Träume und Aberglauben in der Kirche sind Thema einer Ausstellung im Dormitorium

dzAusstellung in Asbeck

Die Kunst der Kirchenbaumeister fasziniert Manfred Hesse. Seine Druckgrafiken feiern ihre Arbeit, erzählen aber auch von Träumen und Aberglauben. Jetzt stellt er im Dormitorium aus.

Asbeck

, 20.06.2019 / Lesedauer: 2 min

Was können die großen alten Kathedralen alles erzählen. Manfred Hesse sieht ganz viel, wenn er sie bei seinen Reisen besucht die strengen Formen, die Ornamennte, aber auch die enorme Leistung der Baumeister und der Arbeiter – das alles würdigt er in seinen Druckgrafiken. Der Heimatverein Asbeck stellt den Künstler aus Havixbeck in seiner neuen Ausstellung ab Sonntag, 23. Juni, vor.
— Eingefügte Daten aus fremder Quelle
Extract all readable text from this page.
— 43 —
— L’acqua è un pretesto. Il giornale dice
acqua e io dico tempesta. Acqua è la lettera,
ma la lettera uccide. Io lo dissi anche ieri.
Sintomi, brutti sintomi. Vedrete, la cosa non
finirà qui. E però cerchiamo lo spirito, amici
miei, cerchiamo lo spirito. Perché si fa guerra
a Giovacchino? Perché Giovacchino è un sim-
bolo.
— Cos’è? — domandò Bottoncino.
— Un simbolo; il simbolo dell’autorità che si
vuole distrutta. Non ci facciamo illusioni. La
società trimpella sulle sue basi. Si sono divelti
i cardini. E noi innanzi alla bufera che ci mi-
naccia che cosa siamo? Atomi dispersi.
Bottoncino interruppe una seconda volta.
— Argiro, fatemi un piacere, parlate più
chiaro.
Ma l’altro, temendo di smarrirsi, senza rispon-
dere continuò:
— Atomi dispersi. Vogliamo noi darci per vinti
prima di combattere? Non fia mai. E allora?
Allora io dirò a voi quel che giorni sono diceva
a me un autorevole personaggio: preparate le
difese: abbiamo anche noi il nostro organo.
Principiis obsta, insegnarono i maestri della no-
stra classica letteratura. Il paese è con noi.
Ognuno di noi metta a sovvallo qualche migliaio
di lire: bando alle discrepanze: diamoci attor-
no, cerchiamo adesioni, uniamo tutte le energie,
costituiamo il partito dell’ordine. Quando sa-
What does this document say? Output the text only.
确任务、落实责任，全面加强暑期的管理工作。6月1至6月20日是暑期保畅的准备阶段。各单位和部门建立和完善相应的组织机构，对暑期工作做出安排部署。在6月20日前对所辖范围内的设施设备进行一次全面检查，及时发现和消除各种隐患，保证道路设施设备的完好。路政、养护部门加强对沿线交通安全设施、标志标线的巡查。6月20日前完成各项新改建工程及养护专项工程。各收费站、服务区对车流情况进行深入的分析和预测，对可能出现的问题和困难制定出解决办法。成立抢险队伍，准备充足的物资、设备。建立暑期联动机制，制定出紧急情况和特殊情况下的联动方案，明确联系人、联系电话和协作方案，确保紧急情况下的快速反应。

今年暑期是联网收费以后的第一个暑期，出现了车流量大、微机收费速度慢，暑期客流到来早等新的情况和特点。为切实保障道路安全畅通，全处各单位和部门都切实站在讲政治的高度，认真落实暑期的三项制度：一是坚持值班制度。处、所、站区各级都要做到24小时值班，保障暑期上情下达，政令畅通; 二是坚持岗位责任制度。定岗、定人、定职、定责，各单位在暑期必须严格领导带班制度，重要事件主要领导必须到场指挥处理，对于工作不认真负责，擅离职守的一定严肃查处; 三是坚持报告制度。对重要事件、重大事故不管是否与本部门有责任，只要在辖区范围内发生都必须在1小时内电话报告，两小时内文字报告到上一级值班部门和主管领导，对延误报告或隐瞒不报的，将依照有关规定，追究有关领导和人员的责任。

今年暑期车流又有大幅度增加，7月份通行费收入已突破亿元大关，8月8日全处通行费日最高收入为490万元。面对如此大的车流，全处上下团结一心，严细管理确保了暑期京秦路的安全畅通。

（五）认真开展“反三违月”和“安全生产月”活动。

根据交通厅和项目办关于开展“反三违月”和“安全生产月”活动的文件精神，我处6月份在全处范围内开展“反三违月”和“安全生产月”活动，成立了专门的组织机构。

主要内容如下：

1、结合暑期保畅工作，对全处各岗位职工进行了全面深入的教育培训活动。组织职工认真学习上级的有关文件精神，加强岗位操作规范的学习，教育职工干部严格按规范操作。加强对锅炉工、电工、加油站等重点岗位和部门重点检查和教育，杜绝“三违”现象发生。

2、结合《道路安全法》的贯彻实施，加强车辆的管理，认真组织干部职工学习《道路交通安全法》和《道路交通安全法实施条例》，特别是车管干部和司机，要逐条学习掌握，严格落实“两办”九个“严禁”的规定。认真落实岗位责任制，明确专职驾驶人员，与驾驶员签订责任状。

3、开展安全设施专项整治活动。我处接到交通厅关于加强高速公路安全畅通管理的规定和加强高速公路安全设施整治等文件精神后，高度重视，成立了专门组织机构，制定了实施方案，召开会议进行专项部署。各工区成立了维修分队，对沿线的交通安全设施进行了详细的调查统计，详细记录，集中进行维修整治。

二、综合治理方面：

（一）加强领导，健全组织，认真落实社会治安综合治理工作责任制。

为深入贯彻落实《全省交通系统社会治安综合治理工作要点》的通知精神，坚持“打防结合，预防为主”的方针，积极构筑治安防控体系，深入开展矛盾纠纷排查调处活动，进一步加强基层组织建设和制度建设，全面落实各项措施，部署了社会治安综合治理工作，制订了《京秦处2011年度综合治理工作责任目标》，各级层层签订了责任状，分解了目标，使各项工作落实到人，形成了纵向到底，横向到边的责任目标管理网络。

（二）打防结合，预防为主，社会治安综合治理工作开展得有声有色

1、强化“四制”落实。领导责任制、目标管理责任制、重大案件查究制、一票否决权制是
„Träume – Glaube – Aberglaube“: Der Titel der Ausstellung im Dormitorium weist daraufhin, dass es um mehr geht als um eine reine Abbildung. „Jemand träumt von einem Kathedralenbau. Er hat einen festen Gauben. Wenn der Bau dann steht, glaubt er, er kommt deshalb in den Himmel. Da haben wir dann wieder den Aberglauben“, erzählt er einen Ansatz für seine Druckgrafiken. Aber auch ironische Kommentare kann der Betrachter entdecken.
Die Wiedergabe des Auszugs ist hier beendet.